So I hacked into the CSS for this erstwhile beautiful template to make it all my own. Decidely craptastic and the victim of a geek thinking he can make stuffs look nice. (here's a hint why that's bad, programmers designed Frontpage, as well as, I'm sure, not a few of the American Cars on the road today (honestly, Pontiac Aztec, you can't tell me that wasn't thrown together by a bunch of engineers from MIT after a power failure wiped out the amazing design the actual designers had spent months doing. It honestly looks like someone made a car out of one of those fudge chunks you see at fairs. Or, just as easily, those MOUNTAINS OF CHOCOLATE that used to be portrayed in the DQ commercials).
But hey, I wanted to make this my own, so there you have it. I also bought the domain www.periodically.org, so now you can tell all your friends you read Periodically.org, not some random effusive ramblings of a writer wannabe who couldn't get Niteowl as a blogger URL so got THEniteowl.
Geez louise, uncool even in the nerdosphere.
Anyhoo, someone remind me to post a buncha links to some very very funny stuffs on the internets that the average non-nerd might not know about.
Oh, well, it's not really that much of a bother, here are two, at least.
The first one is a doozy. Alright, in the programmer world, new languages pop up, 'cool' ones, ones that do neat things very cleanly, or do old things in new ways, or do new things in old ways the way current languages should have done them. Before you all go comatose, I'll try and huck an analogy your way.
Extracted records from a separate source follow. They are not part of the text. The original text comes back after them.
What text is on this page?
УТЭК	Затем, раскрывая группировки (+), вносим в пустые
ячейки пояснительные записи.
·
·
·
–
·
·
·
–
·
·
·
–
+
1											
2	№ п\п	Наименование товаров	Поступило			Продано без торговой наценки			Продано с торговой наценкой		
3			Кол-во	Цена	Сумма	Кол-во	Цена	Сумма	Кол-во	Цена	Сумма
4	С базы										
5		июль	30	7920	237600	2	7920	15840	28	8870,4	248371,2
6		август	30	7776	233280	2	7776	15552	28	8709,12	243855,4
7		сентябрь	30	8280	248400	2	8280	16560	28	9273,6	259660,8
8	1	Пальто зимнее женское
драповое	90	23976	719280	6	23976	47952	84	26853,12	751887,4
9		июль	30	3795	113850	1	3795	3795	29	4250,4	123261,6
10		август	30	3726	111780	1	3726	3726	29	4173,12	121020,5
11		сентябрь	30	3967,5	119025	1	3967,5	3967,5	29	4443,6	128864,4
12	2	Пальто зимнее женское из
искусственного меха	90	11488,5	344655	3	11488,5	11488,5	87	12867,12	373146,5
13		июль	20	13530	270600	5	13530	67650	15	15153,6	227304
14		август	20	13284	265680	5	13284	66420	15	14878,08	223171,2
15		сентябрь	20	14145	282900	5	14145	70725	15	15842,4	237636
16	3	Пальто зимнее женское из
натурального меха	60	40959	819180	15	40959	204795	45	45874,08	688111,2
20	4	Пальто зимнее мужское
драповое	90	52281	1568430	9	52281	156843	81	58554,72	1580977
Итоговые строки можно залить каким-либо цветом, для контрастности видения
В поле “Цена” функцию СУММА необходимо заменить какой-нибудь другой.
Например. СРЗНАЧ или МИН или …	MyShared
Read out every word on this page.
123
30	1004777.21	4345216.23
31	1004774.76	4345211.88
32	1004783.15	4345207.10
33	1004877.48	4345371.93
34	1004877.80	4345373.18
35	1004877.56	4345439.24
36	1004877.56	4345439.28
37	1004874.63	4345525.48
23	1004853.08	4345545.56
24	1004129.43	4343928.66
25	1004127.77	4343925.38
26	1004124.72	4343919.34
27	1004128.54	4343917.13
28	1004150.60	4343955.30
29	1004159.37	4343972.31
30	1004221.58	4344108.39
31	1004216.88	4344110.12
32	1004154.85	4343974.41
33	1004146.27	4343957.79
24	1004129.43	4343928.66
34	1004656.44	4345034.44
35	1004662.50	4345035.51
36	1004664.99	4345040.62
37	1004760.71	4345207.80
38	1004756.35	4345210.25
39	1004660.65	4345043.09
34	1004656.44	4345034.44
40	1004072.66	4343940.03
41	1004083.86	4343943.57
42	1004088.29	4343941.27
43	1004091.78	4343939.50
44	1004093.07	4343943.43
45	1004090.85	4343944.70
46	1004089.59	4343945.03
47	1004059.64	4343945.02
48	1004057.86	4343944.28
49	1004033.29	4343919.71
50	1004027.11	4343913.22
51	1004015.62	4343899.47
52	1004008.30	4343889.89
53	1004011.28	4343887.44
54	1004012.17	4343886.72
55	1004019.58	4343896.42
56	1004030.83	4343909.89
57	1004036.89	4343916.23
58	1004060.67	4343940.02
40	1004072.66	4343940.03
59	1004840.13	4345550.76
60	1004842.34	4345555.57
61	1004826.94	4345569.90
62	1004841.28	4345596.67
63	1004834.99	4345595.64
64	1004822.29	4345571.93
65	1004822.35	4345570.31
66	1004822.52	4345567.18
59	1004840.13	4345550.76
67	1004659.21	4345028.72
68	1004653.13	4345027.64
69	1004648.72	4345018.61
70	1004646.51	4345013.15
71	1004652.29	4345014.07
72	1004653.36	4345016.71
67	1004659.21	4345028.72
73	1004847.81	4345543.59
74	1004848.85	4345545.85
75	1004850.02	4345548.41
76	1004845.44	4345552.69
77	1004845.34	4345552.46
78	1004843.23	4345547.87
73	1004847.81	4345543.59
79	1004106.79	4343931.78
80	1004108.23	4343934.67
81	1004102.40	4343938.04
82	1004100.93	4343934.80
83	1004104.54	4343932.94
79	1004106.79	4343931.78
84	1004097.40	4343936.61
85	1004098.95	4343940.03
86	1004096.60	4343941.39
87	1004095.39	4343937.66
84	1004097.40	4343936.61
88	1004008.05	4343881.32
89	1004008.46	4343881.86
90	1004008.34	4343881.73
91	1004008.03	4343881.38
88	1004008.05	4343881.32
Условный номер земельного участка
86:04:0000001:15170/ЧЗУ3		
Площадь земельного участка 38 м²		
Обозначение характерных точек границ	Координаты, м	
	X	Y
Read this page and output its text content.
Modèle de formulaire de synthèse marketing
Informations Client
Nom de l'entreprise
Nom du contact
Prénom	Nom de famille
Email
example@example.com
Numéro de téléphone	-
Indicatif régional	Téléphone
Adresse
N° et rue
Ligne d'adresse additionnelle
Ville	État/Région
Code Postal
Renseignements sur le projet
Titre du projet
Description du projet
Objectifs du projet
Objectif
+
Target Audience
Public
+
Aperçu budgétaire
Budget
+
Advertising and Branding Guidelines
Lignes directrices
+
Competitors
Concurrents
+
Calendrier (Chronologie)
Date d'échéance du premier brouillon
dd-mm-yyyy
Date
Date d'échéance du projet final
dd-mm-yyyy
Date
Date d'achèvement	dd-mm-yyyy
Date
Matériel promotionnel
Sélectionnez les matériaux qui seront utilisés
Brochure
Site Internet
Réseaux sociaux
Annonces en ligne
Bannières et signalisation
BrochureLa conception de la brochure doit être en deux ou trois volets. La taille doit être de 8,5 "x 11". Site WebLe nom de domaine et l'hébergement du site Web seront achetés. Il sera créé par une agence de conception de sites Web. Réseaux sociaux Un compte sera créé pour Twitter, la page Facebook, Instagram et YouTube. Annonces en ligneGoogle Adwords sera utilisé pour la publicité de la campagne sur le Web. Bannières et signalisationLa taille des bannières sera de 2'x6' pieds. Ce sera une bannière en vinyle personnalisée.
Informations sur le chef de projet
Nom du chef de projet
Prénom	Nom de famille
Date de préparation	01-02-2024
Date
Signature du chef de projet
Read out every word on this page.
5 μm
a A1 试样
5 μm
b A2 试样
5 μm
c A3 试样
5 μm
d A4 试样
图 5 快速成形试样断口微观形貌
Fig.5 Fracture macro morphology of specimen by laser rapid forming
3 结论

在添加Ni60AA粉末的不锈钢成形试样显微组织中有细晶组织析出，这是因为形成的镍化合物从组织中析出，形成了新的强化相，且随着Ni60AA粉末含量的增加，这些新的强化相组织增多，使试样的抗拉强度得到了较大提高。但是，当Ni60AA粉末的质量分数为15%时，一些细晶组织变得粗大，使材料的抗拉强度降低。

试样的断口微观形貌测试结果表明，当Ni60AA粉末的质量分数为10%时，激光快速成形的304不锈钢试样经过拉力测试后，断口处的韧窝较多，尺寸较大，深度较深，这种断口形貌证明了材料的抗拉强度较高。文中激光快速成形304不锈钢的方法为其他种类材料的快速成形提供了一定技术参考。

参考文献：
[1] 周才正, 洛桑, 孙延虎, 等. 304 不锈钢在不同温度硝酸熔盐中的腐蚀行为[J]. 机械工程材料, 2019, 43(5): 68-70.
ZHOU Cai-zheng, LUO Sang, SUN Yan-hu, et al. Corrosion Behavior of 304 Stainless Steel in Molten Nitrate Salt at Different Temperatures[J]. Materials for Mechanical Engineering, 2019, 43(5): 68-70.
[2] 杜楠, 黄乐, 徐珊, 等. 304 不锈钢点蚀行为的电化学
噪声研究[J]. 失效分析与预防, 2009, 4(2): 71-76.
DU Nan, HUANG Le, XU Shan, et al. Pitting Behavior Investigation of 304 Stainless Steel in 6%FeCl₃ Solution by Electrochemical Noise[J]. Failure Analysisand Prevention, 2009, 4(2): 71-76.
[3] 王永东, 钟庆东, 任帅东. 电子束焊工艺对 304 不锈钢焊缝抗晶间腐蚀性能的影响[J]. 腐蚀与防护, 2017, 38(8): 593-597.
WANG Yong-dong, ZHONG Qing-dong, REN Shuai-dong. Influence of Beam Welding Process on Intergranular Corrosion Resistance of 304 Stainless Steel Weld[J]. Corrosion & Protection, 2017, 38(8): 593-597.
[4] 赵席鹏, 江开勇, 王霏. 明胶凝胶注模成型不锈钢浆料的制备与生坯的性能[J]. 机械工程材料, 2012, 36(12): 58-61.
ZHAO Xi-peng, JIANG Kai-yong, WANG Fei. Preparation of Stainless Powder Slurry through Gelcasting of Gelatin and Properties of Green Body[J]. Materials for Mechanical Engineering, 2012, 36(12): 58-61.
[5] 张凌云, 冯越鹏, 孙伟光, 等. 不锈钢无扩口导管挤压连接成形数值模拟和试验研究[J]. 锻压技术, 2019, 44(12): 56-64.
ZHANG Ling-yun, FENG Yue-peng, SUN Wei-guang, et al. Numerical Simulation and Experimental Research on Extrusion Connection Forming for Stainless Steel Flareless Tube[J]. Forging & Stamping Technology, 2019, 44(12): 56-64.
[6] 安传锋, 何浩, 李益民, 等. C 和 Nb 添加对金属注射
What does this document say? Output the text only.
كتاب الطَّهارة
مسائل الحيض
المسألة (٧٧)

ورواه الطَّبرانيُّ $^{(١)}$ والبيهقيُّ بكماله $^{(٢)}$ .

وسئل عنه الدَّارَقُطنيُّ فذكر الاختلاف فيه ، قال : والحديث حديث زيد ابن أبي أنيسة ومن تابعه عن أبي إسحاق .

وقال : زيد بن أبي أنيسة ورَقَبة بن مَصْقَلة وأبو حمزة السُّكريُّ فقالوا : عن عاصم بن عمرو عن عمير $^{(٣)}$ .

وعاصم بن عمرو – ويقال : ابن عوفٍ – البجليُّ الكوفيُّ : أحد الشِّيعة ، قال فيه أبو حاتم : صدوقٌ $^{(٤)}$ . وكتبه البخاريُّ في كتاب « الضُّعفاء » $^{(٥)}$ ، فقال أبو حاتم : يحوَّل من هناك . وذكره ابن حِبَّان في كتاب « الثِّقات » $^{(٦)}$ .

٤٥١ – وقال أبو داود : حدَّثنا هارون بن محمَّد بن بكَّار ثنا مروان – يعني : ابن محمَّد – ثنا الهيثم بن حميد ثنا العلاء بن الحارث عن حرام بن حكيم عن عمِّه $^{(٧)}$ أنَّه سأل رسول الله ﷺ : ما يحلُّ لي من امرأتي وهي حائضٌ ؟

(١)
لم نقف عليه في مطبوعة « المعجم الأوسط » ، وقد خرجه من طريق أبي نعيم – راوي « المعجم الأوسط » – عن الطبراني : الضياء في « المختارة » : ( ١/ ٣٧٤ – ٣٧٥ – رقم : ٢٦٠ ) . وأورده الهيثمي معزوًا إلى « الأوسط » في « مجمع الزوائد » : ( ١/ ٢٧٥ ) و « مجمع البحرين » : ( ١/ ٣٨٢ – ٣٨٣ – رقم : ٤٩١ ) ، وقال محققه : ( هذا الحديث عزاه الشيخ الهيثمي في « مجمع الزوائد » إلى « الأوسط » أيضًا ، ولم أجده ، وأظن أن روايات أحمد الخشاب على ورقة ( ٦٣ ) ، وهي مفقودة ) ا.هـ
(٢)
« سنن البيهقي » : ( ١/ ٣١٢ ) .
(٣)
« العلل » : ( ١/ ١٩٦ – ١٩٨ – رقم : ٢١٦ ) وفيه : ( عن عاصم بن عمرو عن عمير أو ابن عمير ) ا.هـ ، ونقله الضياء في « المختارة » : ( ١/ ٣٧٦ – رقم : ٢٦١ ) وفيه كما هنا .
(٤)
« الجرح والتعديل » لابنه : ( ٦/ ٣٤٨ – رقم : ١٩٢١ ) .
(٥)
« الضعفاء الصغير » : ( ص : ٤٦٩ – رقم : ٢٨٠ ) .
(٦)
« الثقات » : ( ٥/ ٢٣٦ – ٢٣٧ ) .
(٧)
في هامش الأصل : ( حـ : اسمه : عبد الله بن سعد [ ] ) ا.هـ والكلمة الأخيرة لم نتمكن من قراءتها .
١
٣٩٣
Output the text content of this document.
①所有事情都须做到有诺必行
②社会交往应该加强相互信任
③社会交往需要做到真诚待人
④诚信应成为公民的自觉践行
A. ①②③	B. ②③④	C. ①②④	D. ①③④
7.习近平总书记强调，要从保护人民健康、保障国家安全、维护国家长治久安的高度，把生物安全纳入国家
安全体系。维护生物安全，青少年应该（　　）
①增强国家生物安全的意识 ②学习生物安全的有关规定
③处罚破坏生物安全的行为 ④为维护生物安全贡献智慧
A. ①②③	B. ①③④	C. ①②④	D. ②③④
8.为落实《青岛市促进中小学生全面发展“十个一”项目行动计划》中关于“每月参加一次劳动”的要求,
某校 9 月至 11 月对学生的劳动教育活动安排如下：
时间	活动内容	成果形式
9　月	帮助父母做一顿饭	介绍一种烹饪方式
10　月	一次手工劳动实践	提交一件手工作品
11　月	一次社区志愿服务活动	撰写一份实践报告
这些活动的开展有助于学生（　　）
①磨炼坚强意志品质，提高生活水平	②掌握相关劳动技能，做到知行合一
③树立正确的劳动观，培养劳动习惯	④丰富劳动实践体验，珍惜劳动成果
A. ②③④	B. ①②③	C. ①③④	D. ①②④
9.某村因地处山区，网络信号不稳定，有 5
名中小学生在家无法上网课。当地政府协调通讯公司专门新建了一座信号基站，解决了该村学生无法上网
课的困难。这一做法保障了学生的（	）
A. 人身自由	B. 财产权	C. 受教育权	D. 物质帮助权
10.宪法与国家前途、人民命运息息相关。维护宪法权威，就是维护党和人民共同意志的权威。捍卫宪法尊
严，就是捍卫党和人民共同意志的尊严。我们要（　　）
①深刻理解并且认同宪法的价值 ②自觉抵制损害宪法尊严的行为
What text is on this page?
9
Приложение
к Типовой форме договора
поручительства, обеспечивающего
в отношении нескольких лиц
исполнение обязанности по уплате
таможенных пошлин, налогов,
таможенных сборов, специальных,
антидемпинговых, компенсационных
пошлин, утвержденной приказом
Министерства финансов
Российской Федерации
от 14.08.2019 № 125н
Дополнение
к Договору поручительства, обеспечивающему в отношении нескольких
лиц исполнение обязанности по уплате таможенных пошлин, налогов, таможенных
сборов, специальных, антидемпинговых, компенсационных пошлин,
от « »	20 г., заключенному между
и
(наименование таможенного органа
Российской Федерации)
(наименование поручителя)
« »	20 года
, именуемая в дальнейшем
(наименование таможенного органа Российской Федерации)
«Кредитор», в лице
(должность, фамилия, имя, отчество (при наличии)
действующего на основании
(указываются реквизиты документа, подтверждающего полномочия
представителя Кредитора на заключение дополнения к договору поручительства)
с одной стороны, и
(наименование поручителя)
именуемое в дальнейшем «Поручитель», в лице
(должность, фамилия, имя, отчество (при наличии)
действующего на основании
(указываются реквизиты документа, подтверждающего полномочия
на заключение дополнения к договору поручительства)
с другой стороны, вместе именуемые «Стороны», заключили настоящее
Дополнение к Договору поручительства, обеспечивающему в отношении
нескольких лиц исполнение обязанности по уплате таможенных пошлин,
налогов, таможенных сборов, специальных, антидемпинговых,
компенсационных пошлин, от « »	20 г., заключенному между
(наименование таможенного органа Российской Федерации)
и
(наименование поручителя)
Let's say you got this saw right? Ok, that's your current programming language. It cuts stuff, and stuff. It does it's job. Then along comes another tool, this is a jig saw. It's lighter, it can cut through fricking coping for god's sake, it's pretty dark cool. It can also be hanged (hung? shit, I'm so using this word the wrong way) in your workspace much easier. And then along comes the black and decker jigsaw cordless thingamadoohickey. And it's even better. So there is a natural progression of languages. Some are made to be very cool. At least from a coder's perspective.
Ruby is such a language. I won't bore you with details except to note that the more or less official manual for Ruby is this, written by some fella by the name of why. Yes, why. Yes, it's the sort of name that will inspire many "Who's on second?" type of discussions. I have neither the talent nor the inkling to go down that way.
So anyhoo, this fella is super popular. In the blogosphere, I think he would actually be completely out of mine. He'd be the sort who'de be invited to conventions just on his blog. Luminaries in tech would quote him, or reference him in witty Silicon Valley banter. He's that cool. But that's besides the point. My point here is that the guy is a bloody genius. Bordering on completely insane due to his truly awesome sense of absurd humour, but there you have it, love him.
He's like Robin Williams and Bill Watterson's love child with a little genetic splicing with Salvatore Dali and maybe a pinch of pure, brazen, wild eyed and heroin induced madness. He's that good.
And the second is.. Well, it's nerdy within nerd. I'm not even sure if an analogy would work here. If I know you in real life, and we meet up for some social event, I'll explain it to you. If you are nerdy enough, then let me just say one word "Penultima".